A Gromov-hyperbolic space $X$ is called *ultracomplete* if any two distinct points $x,y\in\overline{X}$ in the Gromov bordification can be connected by a geodesic segment, ray or line (depending on whether the end points are on the boundary or not). A segment, ray or line is *geodesic* if it is isometric to a closed interval in $\mathbb{R}$.
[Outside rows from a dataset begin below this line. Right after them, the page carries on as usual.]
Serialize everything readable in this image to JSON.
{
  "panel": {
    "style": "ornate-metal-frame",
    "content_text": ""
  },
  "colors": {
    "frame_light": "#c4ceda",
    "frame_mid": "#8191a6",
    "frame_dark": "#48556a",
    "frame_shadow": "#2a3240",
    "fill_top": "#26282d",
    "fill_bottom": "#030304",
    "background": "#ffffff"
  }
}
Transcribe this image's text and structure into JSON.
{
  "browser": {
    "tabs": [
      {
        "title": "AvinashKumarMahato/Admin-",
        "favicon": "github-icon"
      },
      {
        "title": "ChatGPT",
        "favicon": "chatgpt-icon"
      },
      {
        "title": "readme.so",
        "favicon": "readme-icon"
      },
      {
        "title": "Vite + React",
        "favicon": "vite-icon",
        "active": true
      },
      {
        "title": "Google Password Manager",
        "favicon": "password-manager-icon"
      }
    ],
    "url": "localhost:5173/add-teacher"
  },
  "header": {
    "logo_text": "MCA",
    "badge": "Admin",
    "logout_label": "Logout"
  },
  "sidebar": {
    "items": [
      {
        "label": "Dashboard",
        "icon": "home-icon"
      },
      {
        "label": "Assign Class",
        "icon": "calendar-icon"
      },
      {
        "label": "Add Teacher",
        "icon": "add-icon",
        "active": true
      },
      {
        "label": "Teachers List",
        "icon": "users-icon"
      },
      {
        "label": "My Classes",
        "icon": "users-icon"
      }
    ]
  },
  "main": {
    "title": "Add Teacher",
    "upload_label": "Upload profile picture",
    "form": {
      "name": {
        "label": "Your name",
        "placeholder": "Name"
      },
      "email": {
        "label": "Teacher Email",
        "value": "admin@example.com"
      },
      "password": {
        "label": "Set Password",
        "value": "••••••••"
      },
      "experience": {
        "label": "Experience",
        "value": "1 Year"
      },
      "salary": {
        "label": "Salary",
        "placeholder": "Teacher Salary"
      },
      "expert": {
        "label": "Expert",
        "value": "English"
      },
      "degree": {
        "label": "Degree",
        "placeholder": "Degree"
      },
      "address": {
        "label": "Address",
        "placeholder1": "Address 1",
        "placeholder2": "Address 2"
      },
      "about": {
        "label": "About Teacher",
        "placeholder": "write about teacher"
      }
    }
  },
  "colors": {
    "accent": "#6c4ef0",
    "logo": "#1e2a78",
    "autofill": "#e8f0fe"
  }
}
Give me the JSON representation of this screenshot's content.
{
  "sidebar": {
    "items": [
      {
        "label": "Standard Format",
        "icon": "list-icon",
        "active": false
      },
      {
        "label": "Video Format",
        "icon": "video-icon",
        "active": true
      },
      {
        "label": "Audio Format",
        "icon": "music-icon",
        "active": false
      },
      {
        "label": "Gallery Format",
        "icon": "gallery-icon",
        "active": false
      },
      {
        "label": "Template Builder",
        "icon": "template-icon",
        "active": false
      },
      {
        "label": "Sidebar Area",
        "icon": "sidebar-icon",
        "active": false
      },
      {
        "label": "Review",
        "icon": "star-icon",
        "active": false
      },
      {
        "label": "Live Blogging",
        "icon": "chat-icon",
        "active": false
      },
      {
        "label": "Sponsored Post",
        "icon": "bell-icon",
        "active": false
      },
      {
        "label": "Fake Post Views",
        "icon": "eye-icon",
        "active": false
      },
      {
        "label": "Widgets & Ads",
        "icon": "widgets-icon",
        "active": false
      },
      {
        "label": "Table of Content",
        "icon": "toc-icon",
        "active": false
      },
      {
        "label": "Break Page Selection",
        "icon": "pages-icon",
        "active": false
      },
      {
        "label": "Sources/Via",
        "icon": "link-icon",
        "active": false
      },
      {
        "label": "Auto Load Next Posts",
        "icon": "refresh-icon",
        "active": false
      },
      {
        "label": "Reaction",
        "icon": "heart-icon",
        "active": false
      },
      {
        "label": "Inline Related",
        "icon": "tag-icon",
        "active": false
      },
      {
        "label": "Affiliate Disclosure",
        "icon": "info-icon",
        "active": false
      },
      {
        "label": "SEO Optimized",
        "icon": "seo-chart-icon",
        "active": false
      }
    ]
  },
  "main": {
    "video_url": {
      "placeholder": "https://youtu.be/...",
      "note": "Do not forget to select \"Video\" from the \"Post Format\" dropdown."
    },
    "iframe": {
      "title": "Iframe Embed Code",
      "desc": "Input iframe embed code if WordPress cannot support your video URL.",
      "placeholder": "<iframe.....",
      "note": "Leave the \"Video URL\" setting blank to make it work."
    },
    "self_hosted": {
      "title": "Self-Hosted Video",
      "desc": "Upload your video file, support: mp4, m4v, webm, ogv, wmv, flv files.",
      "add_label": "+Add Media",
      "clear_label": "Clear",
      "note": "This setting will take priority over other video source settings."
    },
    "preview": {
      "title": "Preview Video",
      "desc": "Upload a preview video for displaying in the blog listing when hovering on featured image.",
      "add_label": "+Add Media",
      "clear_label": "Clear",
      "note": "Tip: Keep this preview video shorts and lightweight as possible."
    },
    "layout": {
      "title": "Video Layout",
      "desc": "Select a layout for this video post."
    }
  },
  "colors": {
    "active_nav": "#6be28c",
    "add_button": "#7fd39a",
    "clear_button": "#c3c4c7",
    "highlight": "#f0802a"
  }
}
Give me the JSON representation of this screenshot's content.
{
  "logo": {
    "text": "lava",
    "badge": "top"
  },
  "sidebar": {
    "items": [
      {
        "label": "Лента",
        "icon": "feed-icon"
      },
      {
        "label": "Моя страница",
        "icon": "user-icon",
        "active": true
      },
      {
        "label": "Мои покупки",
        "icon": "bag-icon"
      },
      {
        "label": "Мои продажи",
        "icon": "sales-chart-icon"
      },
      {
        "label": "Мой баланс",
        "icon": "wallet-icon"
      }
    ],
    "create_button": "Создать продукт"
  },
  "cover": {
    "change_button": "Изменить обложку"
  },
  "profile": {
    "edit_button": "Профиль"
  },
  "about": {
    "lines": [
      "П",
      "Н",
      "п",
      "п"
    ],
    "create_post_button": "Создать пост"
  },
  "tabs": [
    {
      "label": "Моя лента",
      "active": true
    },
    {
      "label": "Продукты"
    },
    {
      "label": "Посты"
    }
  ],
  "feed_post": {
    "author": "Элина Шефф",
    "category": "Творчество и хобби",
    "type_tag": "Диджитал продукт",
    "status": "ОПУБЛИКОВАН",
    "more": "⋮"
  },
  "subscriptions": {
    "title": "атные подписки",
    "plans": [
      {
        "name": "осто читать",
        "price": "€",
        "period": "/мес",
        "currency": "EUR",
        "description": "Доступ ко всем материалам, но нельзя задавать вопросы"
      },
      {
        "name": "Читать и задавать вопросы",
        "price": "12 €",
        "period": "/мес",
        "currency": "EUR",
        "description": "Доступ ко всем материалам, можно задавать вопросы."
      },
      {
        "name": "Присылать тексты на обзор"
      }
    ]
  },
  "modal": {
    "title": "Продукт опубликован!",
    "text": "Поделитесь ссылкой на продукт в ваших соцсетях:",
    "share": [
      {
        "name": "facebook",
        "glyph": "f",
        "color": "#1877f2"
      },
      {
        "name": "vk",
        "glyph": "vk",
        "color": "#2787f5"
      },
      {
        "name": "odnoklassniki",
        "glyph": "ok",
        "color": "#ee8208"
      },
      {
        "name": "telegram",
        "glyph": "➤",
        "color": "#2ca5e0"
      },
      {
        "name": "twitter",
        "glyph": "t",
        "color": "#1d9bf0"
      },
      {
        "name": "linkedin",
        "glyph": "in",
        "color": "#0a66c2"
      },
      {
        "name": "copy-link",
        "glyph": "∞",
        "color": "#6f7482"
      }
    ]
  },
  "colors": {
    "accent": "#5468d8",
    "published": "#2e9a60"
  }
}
In $\S$7.5 from Hyperbolic groups, Gromov states without proof that "by a trivial argument", one has the following embedding:

Every geodesic hyperbolic $X$ isometrically embeds into some ultracomplete space $Y$, such that $\mathrm{dist}_Y(y,X)\leq C<\infty$ for a constant $C$ and all $y\in Y$. In particular, $\partial Y=\partial X$. Furthermore, one can choose a $Y$, such that every isometry of $X$ extends to a unique isometry of $Y$.

I understand this statement by two parts: first part is that one can "add" something, not much, to $X$ to make it ultracomplete while preserving the hyperbolicity; the second part is that there is a universality in this extension.

I suppose that the embedding in the first part is "trivially" achieved via a $(1,C)$-quasi-isometry. But I cannot find any reference that gives details. So I came to MO to see if anyone can provide one.